I hate feeling like a self entitled brat, but after my GPU died and I got to work with the iGPU until my diamond plated (the only reason to justify the current prices) GPU arrives I really wish Pablo (and the Blender Dev team as a whole) would focus more seriously on performance. Be it in sculpt mode or edit mode.
My i7 7700hq (16GB ram, but with a feeble Intel 630 iGPU) laptop chugged hard at around 12kk polygons (with each model having only 2kk and even after soloing them), so I moved over to Zbrush.
An RTX 2060 is costing roughly the same as a the perpetual license, and if you factor their monthly options, some paid options are beginning to look more “starving artist” friendly than Blender. The chip shortage will last quite some time and the GPU prices
don’t seem to be going down any time soon, so I really hope this pushes them to drop some of the fluff down and focus on performance.
Those of us in the sculpt module can’t really do anything about non-sculpt-mode performance, unfortunately. For sculpt mode, try turning on “Delay viewport draw” in the Options panel in the workspace buttons.
Oh definitely I can’t stand all these parameters either. The plan is to have a proper brush management system with presets, and then hide most of these settings. . .somewhere else (it hasn’t been decided yet), where brush authors can get at them but won’t clutter the UI for users.
Substance Painer is one of few good examples where you select hi poly mesh in baking menu(while working on same low poly mesh) and hitting bake. There are grave need for lot of peoples opinion, ideas, UI ideas to achieve very good hi-poly to low poly normal map baking. Same is with Blender upcoming material painter that combining Substance + Mixer ideas would create very comfy material painter in the end.
Oh this is relieving to know. Definitely it takes something more usable… didn’t check how long this is went on, but I believe the whole new sculpting tools has been… how long? one year? two years? in the making, now it’s really time to start using it. Thank you for you guys supervising this getting better
This one concerns optimizing the calculation of mesh normals (though how much it improves sculpting is unknown as numbers were not submitted). From Joseph, as this concerns core code and not brushes.
None. You can use grey scale images as brush textures.
But no vector displacement textures.
There is no vector displacement baking feature at all. And it is not seen as a priority.
And there is nothing new that happened this year about handling of high polycount.
So, I would not expect vdm brushes before several years.
Agreed but we can bet that the Blender devs are doing their best. I feel this would become a reality in future but focusing on performance and Multires is their aim currently. And I am happy they are focusing on that because that is way more important at the moment.

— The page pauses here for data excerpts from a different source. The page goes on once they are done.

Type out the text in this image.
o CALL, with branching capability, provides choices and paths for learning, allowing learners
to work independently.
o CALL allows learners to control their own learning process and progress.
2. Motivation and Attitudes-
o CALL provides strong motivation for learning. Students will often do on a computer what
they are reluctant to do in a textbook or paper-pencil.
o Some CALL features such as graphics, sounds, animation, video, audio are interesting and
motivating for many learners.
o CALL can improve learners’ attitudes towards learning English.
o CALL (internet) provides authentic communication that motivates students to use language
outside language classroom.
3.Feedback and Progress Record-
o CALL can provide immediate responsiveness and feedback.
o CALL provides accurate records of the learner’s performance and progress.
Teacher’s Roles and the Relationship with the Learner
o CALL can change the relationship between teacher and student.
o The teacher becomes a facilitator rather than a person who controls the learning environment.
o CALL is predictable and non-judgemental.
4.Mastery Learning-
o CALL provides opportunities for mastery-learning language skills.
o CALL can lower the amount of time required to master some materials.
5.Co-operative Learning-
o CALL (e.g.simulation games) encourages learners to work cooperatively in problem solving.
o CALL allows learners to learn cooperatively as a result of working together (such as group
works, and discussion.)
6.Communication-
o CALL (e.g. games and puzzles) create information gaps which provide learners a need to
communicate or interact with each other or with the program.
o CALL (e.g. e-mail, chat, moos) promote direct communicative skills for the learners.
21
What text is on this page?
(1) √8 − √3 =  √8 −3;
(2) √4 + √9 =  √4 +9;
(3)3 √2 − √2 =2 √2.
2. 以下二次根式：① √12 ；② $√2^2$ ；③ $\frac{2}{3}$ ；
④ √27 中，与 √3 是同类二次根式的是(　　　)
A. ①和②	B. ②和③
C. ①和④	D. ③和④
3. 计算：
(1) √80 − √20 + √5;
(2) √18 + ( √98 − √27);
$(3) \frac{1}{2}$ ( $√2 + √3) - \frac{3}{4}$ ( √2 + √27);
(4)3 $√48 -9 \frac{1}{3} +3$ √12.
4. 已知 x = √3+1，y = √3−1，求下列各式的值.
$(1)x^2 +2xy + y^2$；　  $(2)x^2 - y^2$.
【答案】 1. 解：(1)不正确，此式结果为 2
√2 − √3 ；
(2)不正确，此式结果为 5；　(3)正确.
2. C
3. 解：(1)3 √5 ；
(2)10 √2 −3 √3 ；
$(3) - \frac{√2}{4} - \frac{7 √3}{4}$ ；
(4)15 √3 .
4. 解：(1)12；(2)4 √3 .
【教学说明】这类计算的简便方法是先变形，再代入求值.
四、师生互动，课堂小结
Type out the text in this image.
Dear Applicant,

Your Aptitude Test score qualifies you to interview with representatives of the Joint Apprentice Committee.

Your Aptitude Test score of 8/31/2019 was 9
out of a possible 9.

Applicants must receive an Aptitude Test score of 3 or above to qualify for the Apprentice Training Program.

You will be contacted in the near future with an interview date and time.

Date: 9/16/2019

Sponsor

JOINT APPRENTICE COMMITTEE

There is but it is not documented, I posted this here and on blendertoday months ago, I saw it on yt and the guy had a post on rightclickselect too, it is not even a bug so idk where to send this, it is just feedback, here you have a test file with the nodes packed too just in case you know how to send this to … @Joeedh , Brecht or Pablo? you have to select the sculpt and hit bake and you have to turn on the cycles preview to see it, and the default height is 1 but you can change that inside the nodes too, it is not exposed.
No, that is just a trick using regular baking of a material referring to UVs and Object vectors.
That only works if you bake a geometry to a plane.
If wanted low poly mesh is more complex than that, it does not work.
Just please don’t make it too hard to get at. No more than one click please. I don’t think there is such a thing as a user that isn’t also a brush author at the moment. Perhaps once brush management takes off and you can buy brushes on gumroad and whatnot, then it will be different. But not right now.